The structure became a recurring tool, later replicated against Arm Holdings shares with $11.5 billion of margin loan capacity by 2025.

Why It's Relevant Today

The OpenAI margin loan extends the same playbook to a private company, where the collateral cannot be marked to a public market price. That is the structural difference making the new deal riskier.

Vision Fund's WeWork bet (2019)

August-November 2019

What Happened

SoftBank had invested over $10 billion in WeWork ahead of a planned IPO. The S-1 filing exposed governance and financial concerns, the IPO was pulled, and WeWork's valuation fell from $47 billion to under $8 billion. SoftBank was forced to lead a $9.5 billion rescue and write down billions more.

Outcome

Short Term

SoftBank booked a $4.6 billion loss on the WeWork stake in fiscal 2019 and ousted founder Adam Neumann.

Long Term

Vision Fund 2 raised far less external capital than planned, and SoftBank entered a multi-year period of debt reduction before pivoting back to aggressive AI investment.

Why It's Relevant Today

Demonstrates how fast a private valuation can collapse when public-market scrutiny arrives. SoftBank's OpenAI position is several times larger than its WeWork exposure.

Long-Term Capital Management collapse (1998)

August-September 1998

What Happened

The hedge fund LTCM held positions worth more than $1 trillion against $4.7 billion of capital, financed by margin loans from major banks.
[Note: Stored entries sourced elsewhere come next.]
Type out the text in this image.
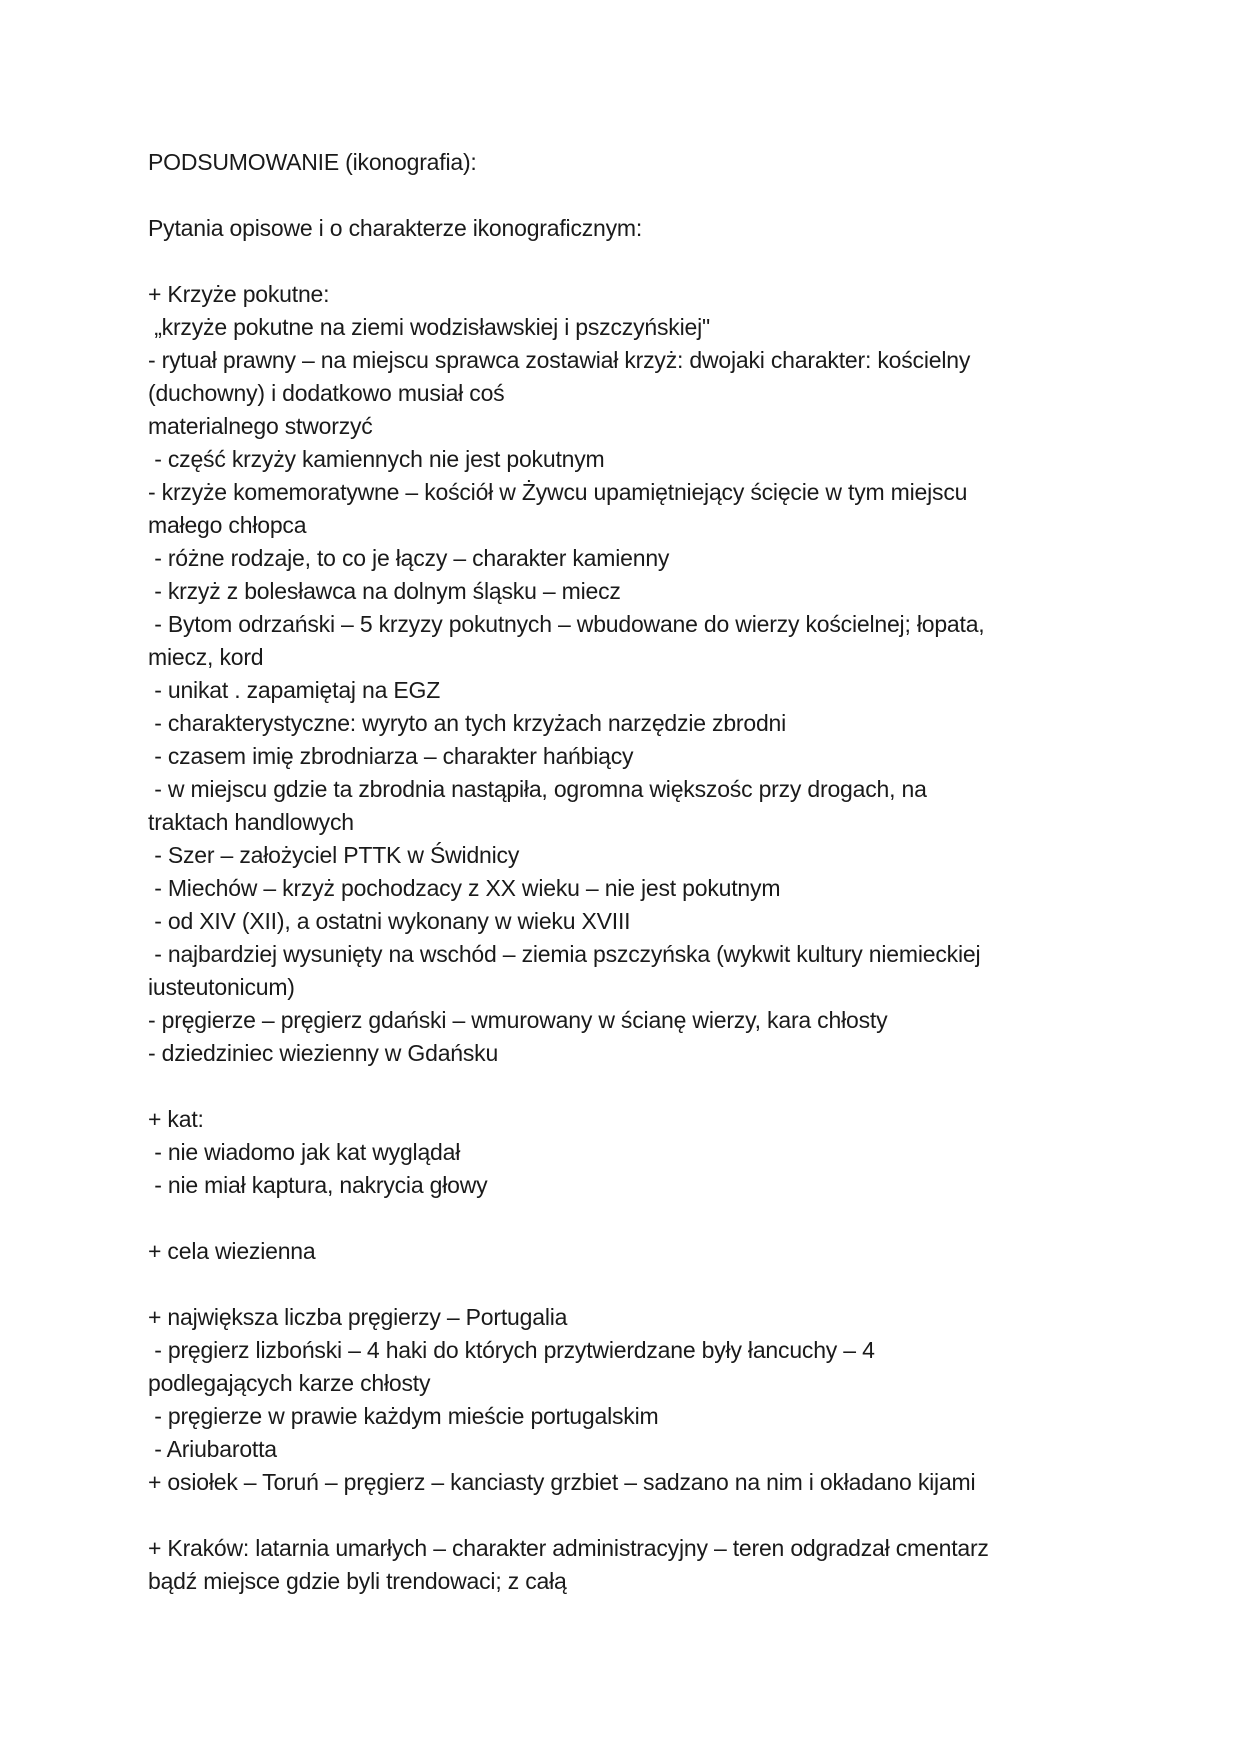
PODSUMOWANIE (ikonografia):
Pytania opisowe i o charakterze ikonograficznym:
+ Krzyże pokutne:
„krzyże pokutne na ziemi wodzisławskiej i pszczyńskiej"
- rytuał prawny – na miejscu sprawca zostawiał krzyż: dwojaki charakter: kościelny
(duchowny) i dodatkowo musiał coś
materialnego stworzyć
- część krzyży kamiennych nie jest pokutnym
- krzyże komemoratywne – kościół w Żywcu upamiętniejący ścięcie w tym miejscu
małego chłopca
- różne rodzaje, to co je łączy – charakter kamienny
- krzyż z bolesławca na dolnym śląsku – miecz
- Bytom odrzański – 5 krzyzy pokutnych – wbudowane do wierzy kościelnej; łopata,
miecz, kord
- unikat . zapamiętaj na EGZ
- charakterystyczne: wyryto an tych krzyżach narzędzie zbrodni
- czasem imię zbrodniarza – charakter hańbiący
- w miejscu gdzie ta zbrodnia nastąpiła, ogromna większośc przy drogach, na
traktach handlowych
- Szer – założyciel PTTK w Świdnicy
- Miechów – krzyż pochodzacy z XX wieku – nie jest pokutnym
- od XIV (XII), a ostatni wykonany w wieku XVIII
- najbardziej wysunięty na wschód – ziemia pszczyńska (wykwit kultury niemieckiej
iusteutonicum)
- pręgierze – pręgierz gdański – wmurowany w ścianę wierzy, kara chłosty
- dziedziniec wiezienny w Gdańsku
+ kat:
- nie wiadomo jak kat wyglądał
- nie miał kaptura, nakrycia głowy
+ cela wiezienna
+ największa liczba pręgierzy – Portugalia
- pręgierz lizboński – 4 haki do których przytwierdzane były łancuchy – 4
podlegających karze chłosty
- pręgierze w prawie każdym mieście portugalskim
- Ariubarotta
+ osiołek – Toruń – pręgierz – kanciasty grzbiet – sadzano na nim i okładano kijami
+ Kraków: latarnia umarłych – charakter administracyjny – teren odgradzał cmentarz
bądź miejsce gdzie byli trendowaci; z całą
When Russia defaulted on its debt, LTCM's collateral fell sharply, triggering margin calls it could not meet. The Federal Reserve organized a $3.6 billion bank-led rescue.

Outcome

Short Term

Fourteen banks took over LTCM's portfolio to wind it down without forced sales that could have damaged broader markets.

Long Term

Established that highly leveraged positions in correlated assets create systemic risk even when the underlying trades look sound. Influenced bank capital rules and counterparty risk management for decades.

Why It's Relevant Today

Cautionary template for what happens when concentrated, levered exposure to a single thesis encounters a sudden mark-to-market shock. SoftBank's exposure is concentrated in one private company rather than thousands of correlated trades, but the leverage dynamic is similar.